Alles bijeengenomen is het College er, net als de rechtbank, niet van overtuigd geraakt dat sprake was van als feiten gepresenteerde meningen, die misleidende informatie opleverden. Bovendien kan niet in redelijkheid worden staande gehouden dat de beleggers voor wie deze informatie bestemd was, niet in staat zouden zijn om onderscheid te maken tussen feiten en meningen. Hierbij is mede van belang dat de berichten zijn verspreid in een periode waarin meer kritische berichten over Fortis zijn verschenen.

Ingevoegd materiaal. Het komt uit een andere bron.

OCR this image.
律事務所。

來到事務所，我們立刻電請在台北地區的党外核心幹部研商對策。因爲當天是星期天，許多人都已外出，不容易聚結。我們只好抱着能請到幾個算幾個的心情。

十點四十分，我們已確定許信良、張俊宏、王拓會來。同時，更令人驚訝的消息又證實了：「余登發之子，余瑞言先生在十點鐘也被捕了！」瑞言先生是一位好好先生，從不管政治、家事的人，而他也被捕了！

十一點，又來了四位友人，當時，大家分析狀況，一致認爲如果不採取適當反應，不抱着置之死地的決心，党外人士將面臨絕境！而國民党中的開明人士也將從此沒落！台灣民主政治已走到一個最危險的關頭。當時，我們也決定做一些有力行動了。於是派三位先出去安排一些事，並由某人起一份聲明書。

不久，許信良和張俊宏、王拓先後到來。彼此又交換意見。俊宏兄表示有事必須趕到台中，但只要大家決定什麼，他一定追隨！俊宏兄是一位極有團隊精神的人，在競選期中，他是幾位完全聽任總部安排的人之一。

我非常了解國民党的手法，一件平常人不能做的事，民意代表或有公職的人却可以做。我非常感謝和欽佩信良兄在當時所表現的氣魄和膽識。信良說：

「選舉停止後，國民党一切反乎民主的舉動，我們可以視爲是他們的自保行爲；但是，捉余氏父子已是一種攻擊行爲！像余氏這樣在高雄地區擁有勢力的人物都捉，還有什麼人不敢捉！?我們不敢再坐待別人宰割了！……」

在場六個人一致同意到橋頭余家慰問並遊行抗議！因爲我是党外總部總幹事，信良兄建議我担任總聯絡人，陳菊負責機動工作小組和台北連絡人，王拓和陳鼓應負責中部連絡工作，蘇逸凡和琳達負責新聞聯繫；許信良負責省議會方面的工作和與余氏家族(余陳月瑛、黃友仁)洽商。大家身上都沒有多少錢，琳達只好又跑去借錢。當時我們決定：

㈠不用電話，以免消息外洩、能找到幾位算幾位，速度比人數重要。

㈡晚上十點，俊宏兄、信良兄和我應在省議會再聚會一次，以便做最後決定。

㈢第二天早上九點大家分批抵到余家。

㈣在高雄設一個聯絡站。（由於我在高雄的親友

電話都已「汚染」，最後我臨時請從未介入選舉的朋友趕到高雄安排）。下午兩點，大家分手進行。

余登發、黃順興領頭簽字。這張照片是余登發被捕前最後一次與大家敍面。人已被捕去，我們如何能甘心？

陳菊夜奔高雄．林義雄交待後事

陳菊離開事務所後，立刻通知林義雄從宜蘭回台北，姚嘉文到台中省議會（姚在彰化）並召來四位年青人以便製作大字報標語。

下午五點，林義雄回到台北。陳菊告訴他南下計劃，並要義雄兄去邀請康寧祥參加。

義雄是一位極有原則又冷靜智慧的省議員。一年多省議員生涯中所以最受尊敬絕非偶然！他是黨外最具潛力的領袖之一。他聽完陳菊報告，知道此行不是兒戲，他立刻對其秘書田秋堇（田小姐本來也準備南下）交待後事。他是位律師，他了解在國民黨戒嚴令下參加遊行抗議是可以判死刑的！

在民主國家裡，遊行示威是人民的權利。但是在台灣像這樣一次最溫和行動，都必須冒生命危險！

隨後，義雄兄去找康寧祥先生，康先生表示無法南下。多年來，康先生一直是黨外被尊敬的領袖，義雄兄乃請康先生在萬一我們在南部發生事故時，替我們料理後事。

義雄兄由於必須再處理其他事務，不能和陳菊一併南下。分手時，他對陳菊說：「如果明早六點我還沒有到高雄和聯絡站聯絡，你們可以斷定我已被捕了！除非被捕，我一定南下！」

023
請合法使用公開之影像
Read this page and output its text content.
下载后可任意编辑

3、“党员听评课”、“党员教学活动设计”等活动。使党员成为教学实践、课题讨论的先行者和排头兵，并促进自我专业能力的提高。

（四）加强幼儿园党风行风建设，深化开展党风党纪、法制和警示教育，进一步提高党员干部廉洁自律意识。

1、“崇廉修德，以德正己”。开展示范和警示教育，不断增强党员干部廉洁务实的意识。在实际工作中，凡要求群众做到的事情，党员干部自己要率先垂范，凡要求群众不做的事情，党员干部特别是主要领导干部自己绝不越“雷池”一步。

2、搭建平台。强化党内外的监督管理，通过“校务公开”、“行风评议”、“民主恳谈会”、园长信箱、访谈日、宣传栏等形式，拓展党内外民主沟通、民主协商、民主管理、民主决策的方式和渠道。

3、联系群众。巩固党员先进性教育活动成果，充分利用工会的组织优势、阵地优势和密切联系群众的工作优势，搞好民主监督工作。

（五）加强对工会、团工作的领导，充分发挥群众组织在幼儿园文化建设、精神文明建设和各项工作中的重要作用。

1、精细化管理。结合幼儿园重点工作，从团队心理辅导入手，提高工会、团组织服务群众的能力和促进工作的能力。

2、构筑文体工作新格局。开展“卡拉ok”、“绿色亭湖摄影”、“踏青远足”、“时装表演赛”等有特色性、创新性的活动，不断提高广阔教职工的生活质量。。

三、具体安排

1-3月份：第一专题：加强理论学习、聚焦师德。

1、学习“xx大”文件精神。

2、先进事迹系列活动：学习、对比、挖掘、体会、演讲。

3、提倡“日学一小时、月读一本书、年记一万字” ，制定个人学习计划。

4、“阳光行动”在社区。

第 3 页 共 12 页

Daarom is niet voldoende komen vast te staan dat van de door [naam 1] verstrekte informatie een misleidend of onjuist signaal is uitgegaan, dan wel te duchten was. Hiermee is marktmanipulatie niet aangetoond.
Ter onderbouwing van de beweerdelijk geleden schade heeft [naam 1] volstaan met verwijzing naar de stukken die in eerdere stadia van de procedure zijn ingebracht. Daarmee heeft [naam 1] naar het oordeel van het College geenszins voldaan aan het in vaste jurisprudentie neergelegde vereiste dat inhoudt dat de betrokkene het begin van bewijs dient te leveren dat hij als gevolg van het aangevochten besluit schade heeft geleden. Daarom ziet het College geen aanleiding om op de voet van artikel 8:73, tweede lid, van de Awb (oud) het onderzoek te heropenen ten einde de omvang van de schadevergoeding vast te stellen.